Spain Stock Market
Trading in Bankia shares was suspended on the Bolsa de Madrid Friday while its management was putting together its restructuring plan.

Spain's fourth largest bank, Bankia, has asked for €19bn ($24bn, £15bn) from the Madrid government, the largest-ever bank rescue in the country once it happens.

Following a board meeting on Friday, Bankia's parent Banco Financiero y de Ahorro (BFA) sought an infusion of funds worth €19bn from the country's bank bailout fund, FROB. Bankia is seeking €12bn through a rights issue.

The bank also restated its results on Friday, putting the 2011 loss at €2.98bn, a turnaround from the €309m profit claimed in February.

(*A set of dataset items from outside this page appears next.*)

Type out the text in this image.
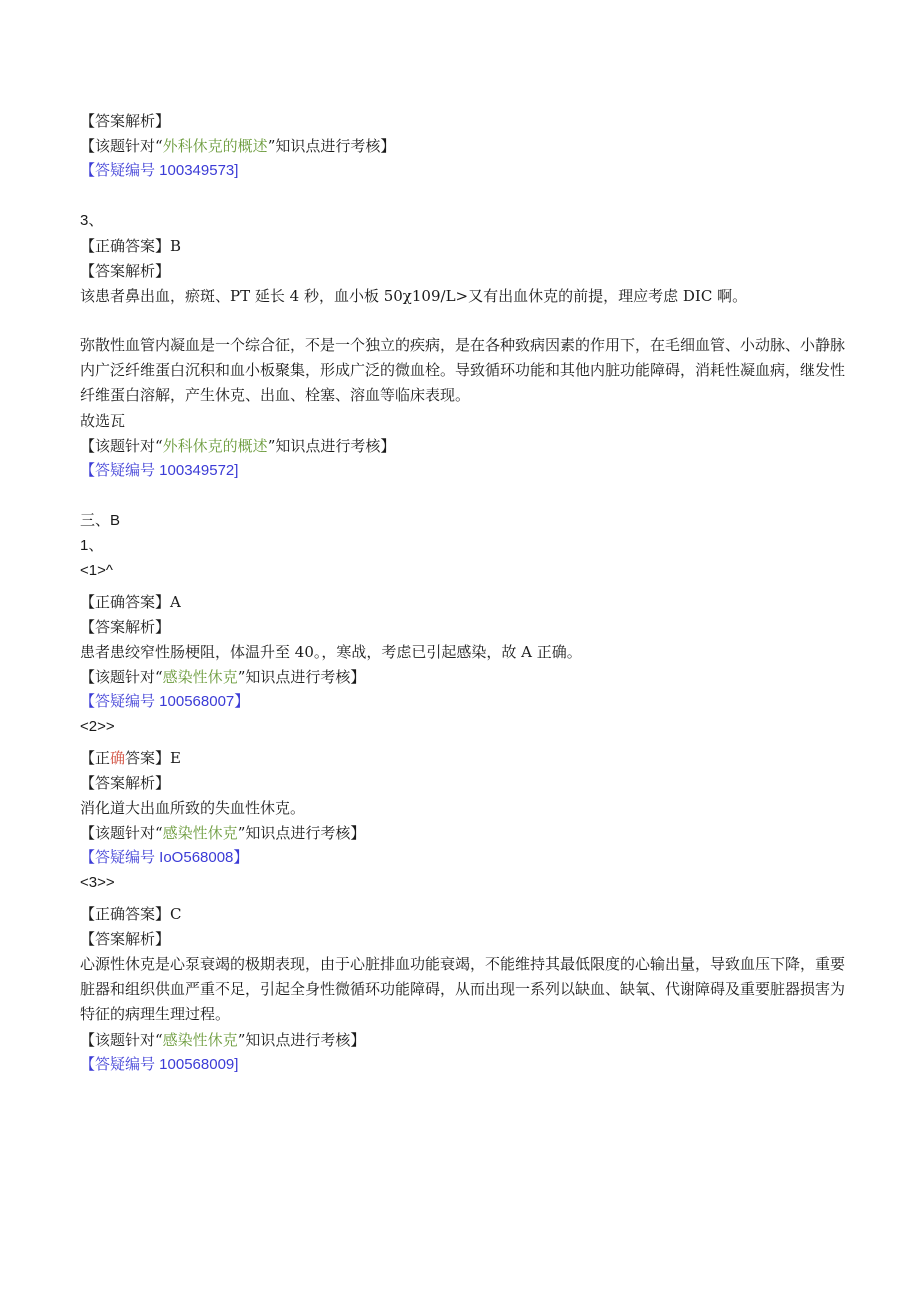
【答案解析】
【该题针对“外科休克的概述”知识点进行考核】
【答疑编号 100349573]
3、
【正确答案】B
【答案解析】
该患者鼻出血，瘀斑、PT 延长 4 秒，血小板 50χ109∕L>又有出血休克的前提，理应考虑 DIC 啊。
弥散性血管内凝血是一个综合征，不是一个独立的疾病，是在各种致病因素的作用下，在毛细血管、小动脉、小静脉内广泛纤维蛋白沉积和血小板聚集，形成广泛的微血栓。导致循环功能和其他内脏功能障碍，消耗性凝血病，继发性纤维蛋白溶解，产生休克、出血、栓塞、溶血等临床表现。
故选瓦
【该题针对“外科休克的概述”知识点进行考核】
【答疑编号 100349572]
三、B
1、
<1>^
【正确答案】A
【答案解析】
患者患绞窄性肠梗阻，体温升至 40。，寒战，考虑已引起感染，故 A 正确。
【该题针对“感染性休克”知识点进行考核】
【答疑编号 100568007】
<2>>
【正确答案】E
【答案解析】
消化道大出血所致的失血性休克。
【该题针对“感染性休克”知识点进行考核】
【答疑编号 IoO568008】
<3>>
【正确答案】C
【答案解析】
心源性休克是心泵衰竭的极期表现，由于心脏排血功能衰竭，不能维持其最低限度的心输出量，导致血压下降，重要脏器和组织供血严重不足，引起全身性微循环功能障碍，从而出现一系列以缺血、缺氧、代谢障碍及重要脏器损害为特征的病理生理过程。
【该题针对“感染性休克”知识点进行考核】
【答疑编号 100568009]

Trading in the bank shares was suspended early on Friday.

Spain's finance minister, Luis de Guindos, said the government would provide the required funds for the rescue of Bankia. It has already received €4.5 bn of rescue fund.

Bankia was created in 2010 by merging seven struggling regional savings banks.

Meanwhile, adding to the worries of the government at Madrid, the Catalonian President Artur Mas announced that the demand for high interest rates from the creditors is making it difficult for him to raise funds.

Mas is demanding the guarantee on joint bonds issued by the regional authorities by the government or to underwrite regional financing, according to a Reuters report.

"We don't care how they do it, but we need to make payments at the end of the month. Your economy can't recover if you can't pay your bills," Mas told the reporters.

Catalonia is one of the wealthiest regions of Spain. Region's debt also is an added worry to the Spanish government with the total debt of the regions touching up to €36 bn.

In a further blow to the already ailing bank, Standard & Poor's downgraded Bankia to junk rating. It also reduced the ratings of four other banks.

"Spain is entering a double-dip recession that will likely trigger a large increase in the volume of problematic assets that the financial system will accumulate in 2012 and 2013, which in turn will lead banks record high credit provisions," said S&P in its report.

S&P also cut the credit rating of Catalonia to one notch above junk.

Meanwhile, fears of an impending Spanish bailout are looming large as the country is reeling under the pressures of bank bailouts and regional debts.